Déficit recorrente é um dos motivos citados para a falta de confiança na economia desde 2015. Sem verbas, não há investimentos, e os serviços públicos só se deterioram, malgrado o bom e esforçado trabalho dos servidores em áreas essenciais, como educação, saúde, segurança e assistência social, além de investimentos na infraestrutura. As medidas são mesmo amargas, mas ninguém deu solução factível para erradicar a falta de dinheiro.
Combate à sonegação tem ações das equipes da Fazenda e afins. E cortar os incentivos fiscais dados para empresas que ainda não operavam no Estado e para aqui vieram justamente para não pagarem alguns tributos não parece ser algo lógico. E, sem isenções, muitas não iriam embora em meio à queda generalizada nas vendas?
No Rio Grande do Sul, há sempre um embate entre os opostos, irreconciliáveis, até a quebra do Estado. A má tradição administrativa gaúcha funciona assim mesmo, permitindo déficits, falta de polícia, de presídios e de professor em escola, além de aumento da criminalidade.

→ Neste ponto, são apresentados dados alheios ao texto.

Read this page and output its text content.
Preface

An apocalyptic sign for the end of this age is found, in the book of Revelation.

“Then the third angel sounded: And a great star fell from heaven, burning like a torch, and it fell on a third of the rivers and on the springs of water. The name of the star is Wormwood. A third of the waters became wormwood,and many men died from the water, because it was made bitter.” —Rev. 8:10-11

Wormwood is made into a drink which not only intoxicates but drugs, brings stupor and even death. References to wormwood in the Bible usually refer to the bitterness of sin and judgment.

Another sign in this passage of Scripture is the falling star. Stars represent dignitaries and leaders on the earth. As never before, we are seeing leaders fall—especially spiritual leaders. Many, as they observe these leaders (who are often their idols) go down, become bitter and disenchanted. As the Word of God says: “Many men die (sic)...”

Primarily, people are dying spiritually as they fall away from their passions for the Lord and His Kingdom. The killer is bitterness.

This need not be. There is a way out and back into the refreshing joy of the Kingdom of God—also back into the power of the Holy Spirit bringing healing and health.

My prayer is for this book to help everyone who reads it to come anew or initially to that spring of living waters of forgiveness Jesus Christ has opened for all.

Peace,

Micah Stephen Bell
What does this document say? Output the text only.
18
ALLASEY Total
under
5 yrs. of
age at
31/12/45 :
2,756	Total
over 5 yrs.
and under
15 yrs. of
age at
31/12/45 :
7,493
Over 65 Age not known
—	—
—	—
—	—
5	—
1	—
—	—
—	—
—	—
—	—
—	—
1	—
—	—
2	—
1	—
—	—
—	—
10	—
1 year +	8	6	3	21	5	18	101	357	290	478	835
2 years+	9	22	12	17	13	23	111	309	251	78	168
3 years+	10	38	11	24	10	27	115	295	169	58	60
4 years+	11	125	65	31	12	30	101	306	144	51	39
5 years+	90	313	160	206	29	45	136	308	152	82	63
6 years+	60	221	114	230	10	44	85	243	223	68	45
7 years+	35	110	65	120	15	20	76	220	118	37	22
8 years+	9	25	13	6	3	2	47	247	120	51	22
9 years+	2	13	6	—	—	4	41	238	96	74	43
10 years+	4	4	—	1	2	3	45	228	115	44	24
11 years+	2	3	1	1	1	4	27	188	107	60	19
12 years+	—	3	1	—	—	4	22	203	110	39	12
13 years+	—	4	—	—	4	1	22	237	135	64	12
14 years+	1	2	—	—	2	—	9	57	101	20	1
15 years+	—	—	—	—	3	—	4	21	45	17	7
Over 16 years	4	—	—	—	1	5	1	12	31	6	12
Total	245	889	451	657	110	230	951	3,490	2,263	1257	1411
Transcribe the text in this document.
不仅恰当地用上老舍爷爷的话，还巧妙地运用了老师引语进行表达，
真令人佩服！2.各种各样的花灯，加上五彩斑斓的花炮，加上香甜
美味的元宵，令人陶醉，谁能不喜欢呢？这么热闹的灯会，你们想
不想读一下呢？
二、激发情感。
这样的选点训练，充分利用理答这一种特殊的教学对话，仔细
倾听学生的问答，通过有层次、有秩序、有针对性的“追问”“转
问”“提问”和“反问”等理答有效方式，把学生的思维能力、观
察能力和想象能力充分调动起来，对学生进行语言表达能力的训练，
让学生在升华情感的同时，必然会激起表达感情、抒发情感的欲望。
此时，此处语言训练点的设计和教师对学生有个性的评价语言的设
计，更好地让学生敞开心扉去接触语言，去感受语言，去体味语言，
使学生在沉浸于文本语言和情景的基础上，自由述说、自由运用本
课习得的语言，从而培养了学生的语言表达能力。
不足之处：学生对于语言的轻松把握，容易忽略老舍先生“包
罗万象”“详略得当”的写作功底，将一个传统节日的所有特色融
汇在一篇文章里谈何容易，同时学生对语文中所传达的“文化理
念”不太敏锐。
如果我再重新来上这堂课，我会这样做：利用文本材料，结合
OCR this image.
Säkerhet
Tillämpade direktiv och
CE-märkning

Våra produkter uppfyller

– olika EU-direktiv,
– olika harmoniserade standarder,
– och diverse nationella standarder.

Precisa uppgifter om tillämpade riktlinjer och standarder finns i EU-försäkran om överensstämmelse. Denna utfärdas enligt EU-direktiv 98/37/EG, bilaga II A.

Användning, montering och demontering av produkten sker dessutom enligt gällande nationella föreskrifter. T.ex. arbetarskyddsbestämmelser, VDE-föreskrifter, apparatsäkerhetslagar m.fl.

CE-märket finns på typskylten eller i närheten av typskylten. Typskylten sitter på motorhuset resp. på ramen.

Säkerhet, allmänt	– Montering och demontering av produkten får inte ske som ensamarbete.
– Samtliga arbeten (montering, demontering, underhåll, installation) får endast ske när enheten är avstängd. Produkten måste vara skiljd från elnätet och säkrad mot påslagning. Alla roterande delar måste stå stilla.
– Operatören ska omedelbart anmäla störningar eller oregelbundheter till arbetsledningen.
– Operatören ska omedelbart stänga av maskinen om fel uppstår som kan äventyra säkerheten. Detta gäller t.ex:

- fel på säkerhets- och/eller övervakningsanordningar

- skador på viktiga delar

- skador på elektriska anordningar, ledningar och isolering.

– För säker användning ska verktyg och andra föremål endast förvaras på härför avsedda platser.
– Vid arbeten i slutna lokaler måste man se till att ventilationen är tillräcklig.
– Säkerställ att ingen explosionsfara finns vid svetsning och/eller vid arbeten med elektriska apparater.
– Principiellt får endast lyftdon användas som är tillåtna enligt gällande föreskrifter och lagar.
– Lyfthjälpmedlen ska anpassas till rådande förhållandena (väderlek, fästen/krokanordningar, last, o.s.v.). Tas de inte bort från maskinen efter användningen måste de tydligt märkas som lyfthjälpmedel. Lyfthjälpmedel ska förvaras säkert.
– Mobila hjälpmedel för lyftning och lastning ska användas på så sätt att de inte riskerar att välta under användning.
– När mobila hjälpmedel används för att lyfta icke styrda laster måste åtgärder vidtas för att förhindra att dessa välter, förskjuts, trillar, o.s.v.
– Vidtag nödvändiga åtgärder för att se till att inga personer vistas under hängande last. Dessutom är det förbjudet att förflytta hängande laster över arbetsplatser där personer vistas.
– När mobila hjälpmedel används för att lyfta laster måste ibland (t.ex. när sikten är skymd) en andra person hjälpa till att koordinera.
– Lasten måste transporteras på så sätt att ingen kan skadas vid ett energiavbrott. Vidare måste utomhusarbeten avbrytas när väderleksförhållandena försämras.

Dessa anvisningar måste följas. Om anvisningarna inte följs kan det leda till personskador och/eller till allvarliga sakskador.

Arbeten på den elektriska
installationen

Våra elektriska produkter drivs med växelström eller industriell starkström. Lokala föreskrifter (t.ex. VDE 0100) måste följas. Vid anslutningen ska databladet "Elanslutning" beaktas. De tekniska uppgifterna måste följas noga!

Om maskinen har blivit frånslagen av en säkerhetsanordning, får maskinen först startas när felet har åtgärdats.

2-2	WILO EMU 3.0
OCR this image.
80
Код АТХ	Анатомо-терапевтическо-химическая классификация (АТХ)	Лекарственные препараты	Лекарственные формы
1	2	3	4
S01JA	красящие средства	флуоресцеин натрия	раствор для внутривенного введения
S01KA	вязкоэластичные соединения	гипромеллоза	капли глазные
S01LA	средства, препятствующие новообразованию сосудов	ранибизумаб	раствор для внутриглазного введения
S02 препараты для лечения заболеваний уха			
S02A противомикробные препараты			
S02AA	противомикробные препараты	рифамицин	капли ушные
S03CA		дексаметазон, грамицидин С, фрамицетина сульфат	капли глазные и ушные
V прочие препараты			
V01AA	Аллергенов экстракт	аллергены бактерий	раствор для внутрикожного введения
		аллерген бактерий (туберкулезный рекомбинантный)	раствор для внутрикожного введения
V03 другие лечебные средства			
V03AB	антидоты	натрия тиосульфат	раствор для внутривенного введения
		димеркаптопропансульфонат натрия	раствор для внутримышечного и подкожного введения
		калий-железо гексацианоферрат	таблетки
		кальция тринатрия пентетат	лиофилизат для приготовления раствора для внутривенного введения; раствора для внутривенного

Só aí os agentes públicos e a população se movimentam para fazer o essencial, diante de uma crise brutal e sem precedentes, mas que tudo isso seja parte do necessário aprendizado. Aumentar impostos, nem pensar, diante da atual alta carga. Demitir servidor tem muita crítica, privatizar não querem, parcelar salários não é bom. Enfim, nada pode, mas o déficit só tem aumentado.
Infelizmente, mesmo próximo do Natal, a data comemorativa mais importante para o comércio brasileiro, a confiança dos empresários caiu em novembro, segundo a Confederação Nacional do Comércio de Bens, Serviços e Turismo (CNC).
Ora, o maior empenho dos seres humanos deveria ser prevenir ou remover o mal, neutralizando-o ou transformando-o em bem. No Natal, vamos renovar a esperança para vencermos o natural medo do futuro.
O nascimento de Jesus Cristo, há 2.016 anos, é o símbolo de que dias melhores chegariam, para todos os que praticassem o bem e amassem ao próximo como a si mesmos. Importa é que festejaremos o Natal. Independentemente de nossas religiões, é momento de reflexão, paz a confraternização, na esteira dos ensinamentos do Mestre.
Como o ano passou depressa, a frase ouvida é porque a vida está mais corrida. Nossos pais reclamavam disso, também nossos avós. Rápido demais, com certeza, o mundo mudou, e o Brasil mudou junto.
Porém não fiquemos na escuridão da transcendência, sem avaliar os ensinamentos espirituais. O amor dos pais deve ser repassado para os filhos. Afastemos de nós as preocupações, que olham em volta. A tristeza olha para trás, a fé olha para cima. Um Feliz Natal para todos!